Members of the BJP and NDA were of the view that national security should take precedence over the privacy of individuals and therefore said exemptions granted to government agencies were justified. They also defended Article 12, stipulating that personal data to confirm identity and other good faith information must be shared to benefit the public distribution system, during security checks at airports and public places. , and in banking institutions like RTGS, among others.
BJD member Bhartruhari Mahtab said he would submit a dissent note on certain sections of the bill. These include imposing strict penalties on those who access and dispose of data illegally, the government issues written instructions explaining why certain sections are exempt from this law, and holds social media intermediaries accountable.
Congressman Manish Tewari submitted a detailed dissent note expressing concern over the exemption granted to government agencies. He stressed that this constituted a violation of the fundamental right to privacy.

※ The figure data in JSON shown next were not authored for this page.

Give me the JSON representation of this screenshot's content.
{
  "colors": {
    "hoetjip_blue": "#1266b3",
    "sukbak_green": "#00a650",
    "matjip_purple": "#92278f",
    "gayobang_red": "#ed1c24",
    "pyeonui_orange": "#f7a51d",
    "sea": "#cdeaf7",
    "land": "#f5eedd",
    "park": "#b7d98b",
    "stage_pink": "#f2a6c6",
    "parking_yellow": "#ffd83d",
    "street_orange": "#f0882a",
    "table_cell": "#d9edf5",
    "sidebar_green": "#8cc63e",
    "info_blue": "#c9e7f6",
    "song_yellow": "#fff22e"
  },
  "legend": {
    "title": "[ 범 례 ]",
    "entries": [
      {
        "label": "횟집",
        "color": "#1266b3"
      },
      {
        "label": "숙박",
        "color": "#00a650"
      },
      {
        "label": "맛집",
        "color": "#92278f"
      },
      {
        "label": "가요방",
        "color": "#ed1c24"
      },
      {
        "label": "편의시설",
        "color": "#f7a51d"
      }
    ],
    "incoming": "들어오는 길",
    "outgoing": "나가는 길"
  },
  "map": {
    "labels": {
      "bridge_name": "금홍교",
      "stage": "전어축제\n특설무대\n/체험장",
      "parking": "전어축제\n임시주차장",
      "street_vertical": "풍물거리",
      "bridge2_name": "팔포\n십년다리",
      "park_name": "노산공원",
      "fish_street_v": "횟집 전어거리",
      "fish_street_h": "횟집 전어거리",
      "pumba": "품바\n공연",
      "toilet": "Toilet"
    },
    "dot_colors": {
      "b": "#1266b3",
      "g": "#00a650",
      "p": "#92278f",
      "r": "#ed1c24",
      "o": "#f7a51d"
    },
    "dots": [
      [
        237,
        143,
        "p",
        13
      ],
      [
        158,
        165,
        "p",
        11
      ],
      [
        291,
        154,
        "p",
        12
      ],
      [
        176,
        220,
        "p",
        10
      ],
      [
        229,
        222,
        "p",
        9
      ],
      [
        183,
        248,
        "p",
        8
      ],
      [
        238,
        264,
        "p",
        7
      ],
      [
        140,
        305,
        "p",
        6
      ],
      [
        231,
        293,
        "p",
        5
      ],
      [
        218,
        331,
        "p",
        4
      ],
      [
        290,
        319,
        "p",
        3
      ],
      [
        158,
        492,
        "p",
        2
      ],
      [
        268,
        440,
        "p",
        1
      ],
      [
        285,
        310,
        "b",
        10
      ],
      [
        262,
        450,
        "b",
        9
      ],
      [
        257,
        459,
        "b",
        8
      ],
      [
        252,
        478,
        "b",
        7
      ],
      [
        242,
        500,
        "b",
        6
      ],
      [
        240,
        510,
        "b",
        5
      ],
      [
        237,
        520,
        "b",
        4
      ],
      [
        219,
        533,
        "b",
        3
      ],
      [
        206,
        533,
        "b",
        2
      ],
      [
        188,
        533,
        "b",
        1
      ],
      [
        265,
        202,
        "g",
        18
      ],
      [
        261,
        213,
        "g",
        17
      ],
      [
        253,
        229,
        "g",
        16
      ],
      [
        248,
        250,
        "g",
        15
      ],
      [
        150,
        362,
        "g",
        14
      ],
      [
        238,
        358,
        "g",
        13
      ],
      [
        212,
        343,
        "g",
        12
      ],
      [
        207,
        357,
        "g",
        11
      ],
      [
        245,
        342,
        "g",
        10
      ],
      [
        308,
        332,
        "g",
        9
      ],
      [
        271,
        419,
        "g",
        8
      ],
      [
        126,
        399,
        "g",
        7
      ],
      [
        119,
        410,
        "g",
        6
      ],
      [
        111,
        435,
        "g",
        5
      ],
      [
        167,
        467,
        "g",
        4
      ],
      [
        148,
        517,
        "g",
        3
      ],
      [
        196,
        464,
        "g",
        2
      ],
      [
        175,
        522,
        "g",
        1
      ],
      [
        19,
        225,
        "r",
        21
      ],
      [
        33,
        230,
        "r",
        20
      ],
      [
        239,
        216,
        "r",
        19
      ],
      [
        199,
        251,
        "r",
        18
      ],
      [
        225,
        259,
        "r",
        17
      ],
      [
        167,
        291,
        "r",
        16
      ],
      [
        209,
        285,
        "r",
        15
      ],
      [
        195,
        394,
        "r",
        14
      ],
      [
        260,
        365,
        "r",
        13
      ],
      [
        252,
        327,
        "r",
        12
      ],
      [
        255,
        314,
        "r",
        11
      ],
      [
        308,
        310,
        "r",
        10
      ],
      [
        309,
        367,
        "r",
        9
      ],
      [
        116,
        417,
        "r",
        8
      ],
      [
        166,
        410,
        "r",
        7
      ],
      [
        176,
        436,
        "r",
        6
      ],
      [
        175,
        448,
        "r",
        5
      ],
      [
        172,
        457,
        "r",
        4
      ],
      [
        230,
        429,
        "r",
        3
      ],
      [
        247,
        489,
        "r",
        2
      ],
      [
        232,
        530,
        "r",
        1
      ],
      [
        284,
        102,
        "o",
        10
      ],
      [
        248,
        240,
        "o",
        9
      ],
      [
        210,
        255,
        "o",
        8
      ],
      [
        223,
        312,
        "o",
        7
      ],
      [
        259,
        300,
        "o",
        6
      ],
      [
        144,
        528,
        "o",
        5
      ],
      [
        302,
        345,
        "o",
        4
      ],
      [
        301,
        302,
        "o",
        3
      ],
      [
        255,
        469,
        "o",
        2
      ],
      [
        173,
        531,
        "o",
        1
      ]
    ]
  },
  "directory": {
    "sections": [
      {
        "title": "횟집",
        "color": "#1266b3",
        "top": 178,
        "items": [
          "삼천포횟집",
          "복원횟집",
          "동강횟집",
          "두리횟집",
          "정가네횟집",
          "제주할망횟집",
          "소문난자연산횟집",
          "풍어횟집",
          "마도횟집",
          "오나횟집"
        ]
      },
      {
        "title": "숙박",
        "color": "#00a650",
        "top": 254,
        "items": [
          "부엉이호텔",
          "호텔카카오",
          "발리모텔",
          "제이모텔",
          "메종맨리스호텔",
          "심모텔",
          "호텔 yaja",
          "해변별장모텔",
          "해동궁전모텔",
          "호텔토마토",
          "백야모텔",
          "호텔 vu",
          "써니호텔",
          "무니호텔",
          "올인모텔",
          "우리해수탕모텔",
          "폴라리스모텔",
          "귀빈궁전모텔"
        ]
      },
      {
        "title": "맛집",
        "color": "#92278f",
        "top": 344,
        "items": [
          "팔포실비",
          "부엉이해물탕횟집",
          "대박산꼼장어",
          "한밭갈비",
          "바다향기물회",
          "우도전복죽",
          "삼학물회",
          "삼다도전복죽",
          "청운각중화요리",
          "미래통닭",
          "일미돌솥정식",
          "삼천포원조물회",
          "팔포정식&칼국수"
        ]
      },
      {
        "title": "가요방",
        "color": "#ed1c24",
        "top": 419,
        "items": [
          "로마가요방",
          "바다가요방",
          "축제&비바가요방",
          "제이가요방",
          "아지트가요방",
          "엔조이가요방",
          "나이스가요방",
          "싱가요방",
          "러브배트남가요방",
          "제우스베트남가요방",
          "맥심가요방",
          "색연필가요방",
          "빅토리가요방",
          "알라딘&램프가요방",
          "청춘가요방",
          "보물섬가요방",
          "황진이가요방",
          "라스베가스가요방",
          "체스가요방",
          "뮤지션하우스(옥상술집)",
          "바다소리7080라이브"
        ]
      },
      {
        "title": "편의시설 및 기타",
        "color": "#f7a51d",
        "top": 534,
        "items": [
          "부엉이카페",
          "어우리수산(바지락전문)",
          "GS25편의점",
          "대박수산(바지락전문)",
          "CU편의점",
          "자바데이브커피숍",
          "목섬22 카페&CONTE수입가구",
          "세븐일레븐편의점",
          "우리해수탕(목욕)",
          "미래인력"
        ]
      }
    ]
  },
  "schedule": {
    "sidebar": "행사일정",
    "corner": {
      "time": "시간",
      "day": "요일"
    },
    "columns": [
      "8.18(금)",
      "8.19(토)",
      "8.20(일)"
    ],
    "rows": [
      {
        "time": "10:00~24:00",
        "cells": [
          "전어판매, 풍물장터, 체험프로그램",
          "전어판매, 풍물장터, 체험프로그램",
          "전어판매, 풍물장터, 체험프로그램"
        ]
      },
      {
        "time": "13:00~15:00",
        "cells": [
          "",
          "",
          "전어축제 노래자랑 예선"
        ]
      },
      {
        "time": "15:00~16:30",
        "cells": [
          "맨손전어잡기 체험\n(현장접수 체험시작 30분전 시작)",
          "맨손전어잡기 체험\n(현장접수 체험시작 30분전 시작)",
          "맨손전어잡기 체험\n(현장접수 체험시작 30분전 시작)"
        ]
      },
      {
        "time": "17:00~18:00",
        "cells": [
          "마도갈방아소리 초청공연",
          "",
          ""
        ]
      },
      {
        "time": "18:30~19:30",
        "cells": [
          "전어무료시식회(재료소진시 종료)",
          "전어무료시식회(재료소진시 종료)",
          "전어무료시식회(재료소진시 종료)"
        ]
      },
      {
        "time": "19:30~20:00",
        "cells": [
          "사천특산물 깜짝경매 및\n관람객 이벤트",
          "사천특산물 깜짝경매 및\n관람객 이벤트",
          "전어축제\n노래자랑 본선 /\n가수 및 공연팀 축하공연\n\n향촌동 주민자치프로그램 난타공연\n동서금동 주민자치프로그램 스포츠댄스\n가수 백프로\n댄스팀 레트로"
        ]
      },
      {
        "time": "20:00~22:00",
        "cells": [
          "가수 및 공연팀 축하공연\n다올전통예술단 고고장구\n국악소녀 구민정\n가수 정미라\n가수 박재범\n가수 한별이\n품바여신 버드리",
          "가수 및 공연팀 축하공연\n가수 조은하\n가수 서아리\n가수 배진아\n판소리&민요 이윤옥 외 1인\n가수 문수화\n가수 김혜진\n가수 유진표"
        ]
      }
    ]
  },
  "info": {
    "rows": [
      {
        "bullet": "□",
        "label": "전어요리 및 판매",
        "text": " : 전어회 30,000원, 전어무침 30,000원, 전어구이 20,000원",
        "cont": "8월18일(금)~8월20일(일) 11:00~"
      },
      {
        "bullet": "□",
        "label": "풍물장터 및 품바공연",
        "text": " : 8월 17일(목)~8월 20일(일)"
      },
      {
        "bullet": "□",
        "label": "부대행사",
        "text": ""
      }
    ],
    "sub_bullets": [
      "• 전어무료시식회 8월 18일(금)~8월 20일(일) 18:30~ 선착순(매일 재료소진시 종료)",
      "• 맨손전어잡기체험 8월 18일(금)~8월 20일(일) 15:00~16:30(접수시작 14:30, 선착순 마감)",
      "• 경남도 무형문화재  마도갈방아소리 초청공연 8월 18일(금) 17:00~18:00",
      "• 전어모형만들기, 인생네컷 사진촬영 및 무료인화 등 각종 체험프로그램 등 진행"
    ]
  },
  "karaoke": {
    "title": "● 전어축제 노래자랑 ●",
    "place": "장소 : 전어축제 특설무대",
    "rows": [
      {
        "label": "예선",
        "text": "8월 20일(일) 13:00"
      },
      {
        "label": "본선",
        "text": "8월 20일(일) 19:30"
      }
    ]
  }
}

Other issues Tewari pointed out in his dissent note relate to the definition of a child in section 3 (8) accessing different categories of content and data on the Internet. He also suggested that in the event of surveillance, in accordance with Article 3 (23), of an individual by a government agency, the authorization of a court should be made mandatory.
Tewari also stressed that social media intermediaries should be required to verify the identity of their followers. He also said that anyone should have the right to file a first information report against such an intermediary for not doing so, and also made suggestions on the composition of the judiciary and other bodies dealing with the violation. of data protection law.